Before I describe it, you may wonder my stance on Bigfoot, because why not. Based on what I’ve seen I don’t think we have an undiscovered apelike cryptid here in the US (or one that’s survived to the modern day). Other “mystery primates” I give credit to on an individual basis. I do think there’s a Bigfoot phenomena that does hint at something weirder and wilder, something that’s more paranormal, psychosocial, or both. You now have an idea of my mindset – but I went in wanting to just see what this was like.

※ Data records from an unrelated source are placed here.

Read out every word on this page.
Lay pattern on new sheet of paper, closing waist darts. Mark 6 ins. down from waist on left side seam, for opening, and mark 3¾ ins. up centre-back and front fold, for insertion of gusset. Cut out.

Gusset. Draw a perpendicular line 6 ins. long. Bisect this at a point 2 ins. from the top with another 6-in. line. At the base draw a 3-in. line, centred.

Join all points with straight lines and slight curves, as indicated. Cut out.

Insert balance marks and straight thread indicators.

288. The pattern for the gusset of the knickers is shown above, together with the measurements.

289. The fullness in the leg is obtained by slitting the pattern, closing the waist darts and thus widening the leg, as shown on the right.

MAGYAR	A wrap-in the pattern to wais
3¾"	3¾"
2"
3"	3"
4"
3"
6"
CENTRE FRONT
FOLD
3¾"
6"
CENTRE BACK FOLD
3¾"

I was not disappointed. The Museum is small, two rooms and a few outdoor exhibits. It’s run by a few people for the most part and has been for years. It’s delightful (and powered by donations and merch so go to the link above).
The first room is mostly pop culture representations of bigfoot, and this was absolutely enthralling. Until you pause and see this small but surprising slice of Bigfoot culture, you don’t realize how much Bigfoot is part of our culture. Honestly, the proprietor could probably have only focused on Bigfoot in culture and built a larger museum.

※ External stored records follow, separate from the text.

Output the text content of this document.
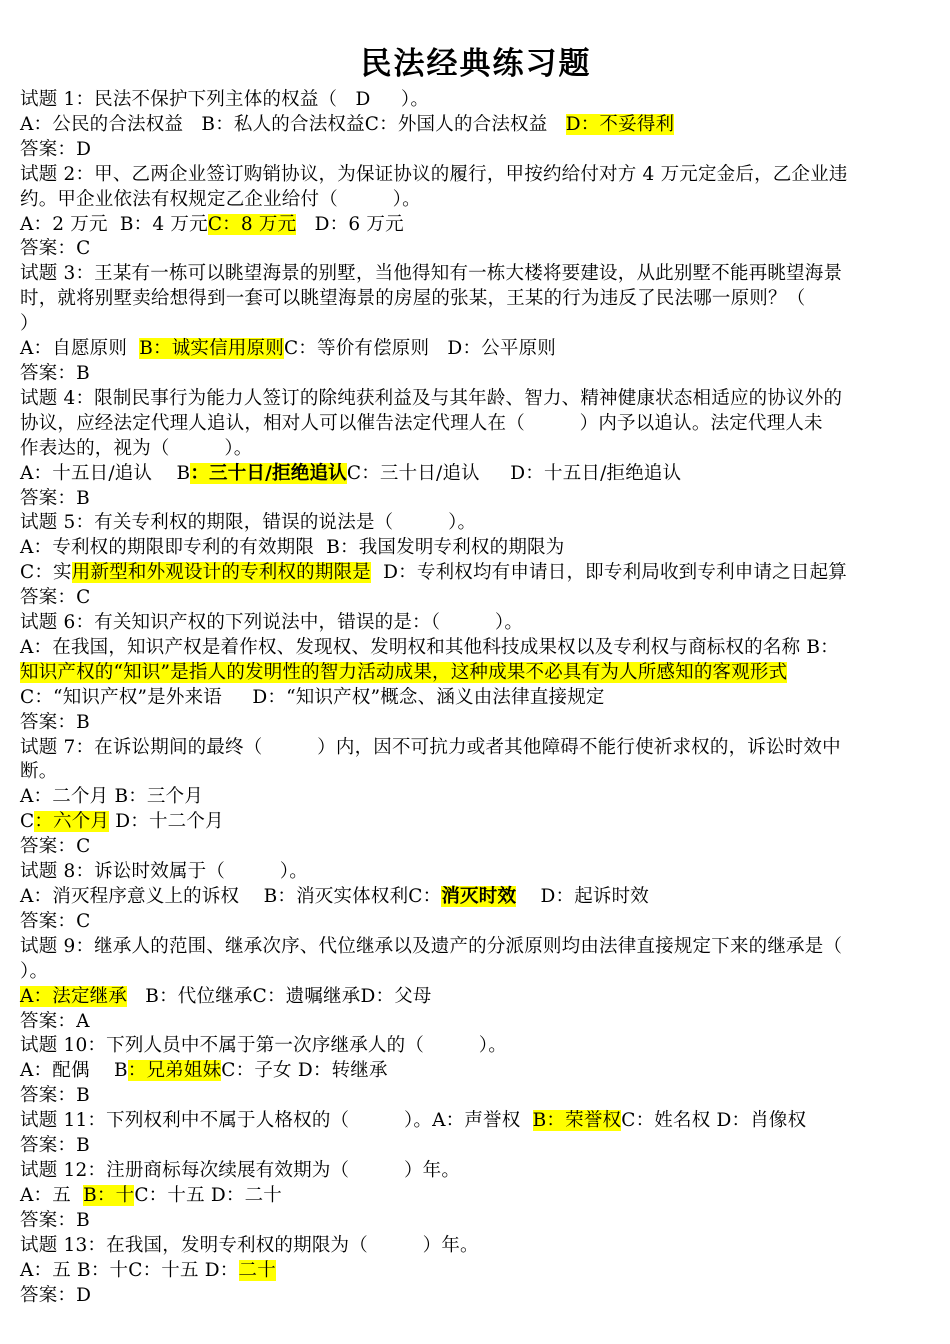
民法经典练习题
试题 1：民法不保护下列主体的权益（   D     ）。
A：公民的合法权益   B：私人的合法权益C：外国人的合法权益   D：不妥得利
答案：D
试题 2：甲、乙两企业签订购销协议，为保证协议的履行，甲按约给付对方 4 万元定金后，乙企业违
约。甲企业依法有权规定乙企业给付（         ）。
A：2 万元  B：4 万元C：8 万元   D：6 万元
答案：C
试题 3：王某有一栋可以眺望海景的别墅，当他得知有一栋大楼将要建设，从此别墅不能再眺望海景
时，就将别墅卖给想得到一套可以眺望海景的房屋的张某，王某的行为违反了民法哪一原则？（
）
A：自愿原则  B：诚实信用原则C：等价有偿原则   D：公平原则
答案：B
试题 4：限制民事行为能力人签订的除纯获利益及与其年龄、智力、精神健康状态相适应的协议外的
协议，应经法定代理人追认，相对人可以催告法定代理人在（         ）内予以追认。法定代理人未
作表达的，视为（         ）。
A：十五日/追认    B：三十日/拒绝追认C：三十日/追认     D：十五日/拒绝追认
答案：B
试题 5：有关专利权的期限，错误的说法是（         ）。
A：专利权的期限即专利的有效期限  B：我国发明专利权的期限为
C：实用新型和外观设计的专利权的期限是  D：专利权均有申请日，即专利局收到专利申请之日起算
答案：C
试题 6：有关知识产权的下列说法中，错误的是：（         ）。
A：在我国，知识产权是着作权、发现权、发明权和其他科技成果权以及专利权与商标权的名称 B：
知识产权的“知识”是指人的发明性的智力活动成果，这种成果不必具有为人所感知的客观形式
C：“知识产权”是外来语     D：“知识产权”概念、涵义由法律直接规定
答案：B
试题 7：在诉讼期间的最终（         ）内，因不可抗力或者其他障碍不能行使祈求权的，诉讼时效中
断。
A：二个月 B：三个月
C：六个月 D：十二个月
答案：C
试题 8：诉讼时效属于（         ）。
A：消灭程序意义上的诉权    B：消灭实体权利C：消灭时效    D：起诉时效
答案：C
试题 9：继承人的范围、继承次序、代位继承以及遗产的分派原则均由法律直接规定下来的继承是（
）。
A：法定继承   B：代位继承C：遗嘱继承D：父母
答案：A
试题 10：下列人员中不属于第一次序继承人的（         ）。
A：配偶    B：兄弟姐妹C：子女 D：转继承
答案：B
试题 11：下列权利中不属于人格权的（         ）。A：声誉权  B：荣誉权C：姓名权 D：肖像权
答案：B
试题 12：注册商标每次续展有效期为（         ）年。
A：五  B：十C：十五 D：二十
答案：B
试题 13：在我国，发明专利权的期限为（         ）年。
A：五 B：十C：十五 D：二十
答案：D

The rest of the museum are various aged exhibits, the famous video running in a loop, and a small library and merch area. There’s nothing overly surprising to a person like myself who’s had an interest in this, but it’s a nice compilation, especially for California which is big and has many a cryptid. For me it was nostalgia, and a reminder of the enduring story of Bigfoot.

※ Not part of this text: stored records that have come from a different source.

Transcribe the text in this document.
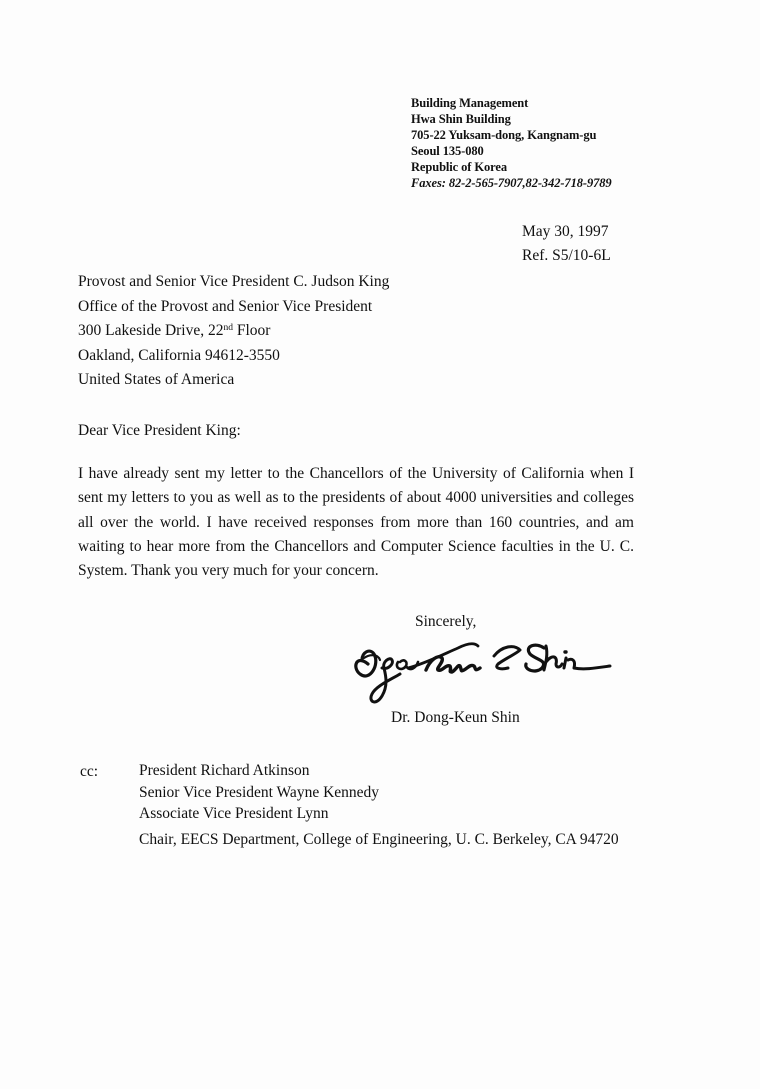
Building Management
Hwa Shin Building
705-22 Yuksam-dong, Kangnam-gu
Seoul 135-080
Republic of Korea
Faxes: 82-2-565-7907,82-342-718-9789
May 30, 1997
Ref. S5/10-6L
Provost and Senior Vice President C. Judson King
Office of the Provost and Senior Vice President
300 Lakeside Drive, 22nd Floor
Oakland, California 94612-3550
United States of America
Dear Vice President King:
I have already sent my letter to the Chancellors of the University of California when I sent my letters to you as well as to the presidents of about 4000 universities and colleges all over the world. I have received responses from more than 160 countries, and am waiting to hear more from the Chancellors and Computer Science faculties in the U. C. System. Thank you very much for your concern.
Sincerely,
Dr. Dong-Keun Shin
cc:	President Richard Atkinson
Senior Vice President Wayne Kennedy
Associate Vice President Lynn
Chair, EECS Department, College of Engineering, U. C. Berkeley, CA 94720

There’s a few outside exhibits, again nothing unusual, just nice to see it all in one place. There’s a diorama and some great wall art to bring it all home, though the diorama wasn’t well lighted.
Of course I got a T-shirt. Of course I donated. How could I not?
Did I learn anything new? Come away with an increased appreciation of Bigfoot? Nothing changed my mind on the phenomena of Bigfoot – but what I did was appreciate the impact on culture and the museum.
This museum was a vision of a small dedicated group They believed in Bigfoot, they were curious about Bigfoot, they wanted to connect on Bigfoot. They had a museum that was a unique and personal. They had made something, something sincere and honest and very much itself.
In the world of the paranormal, of cryptids, and the like there are tons of grifters and obvious scams. There’s crystals and weird testimonies by people whose so-called experiences magically evolve with current fads. Then there’s the Bigfoot Discovery Museum.
Just some people doing their thing. I might not believe in Bigfoot, but I believe in them.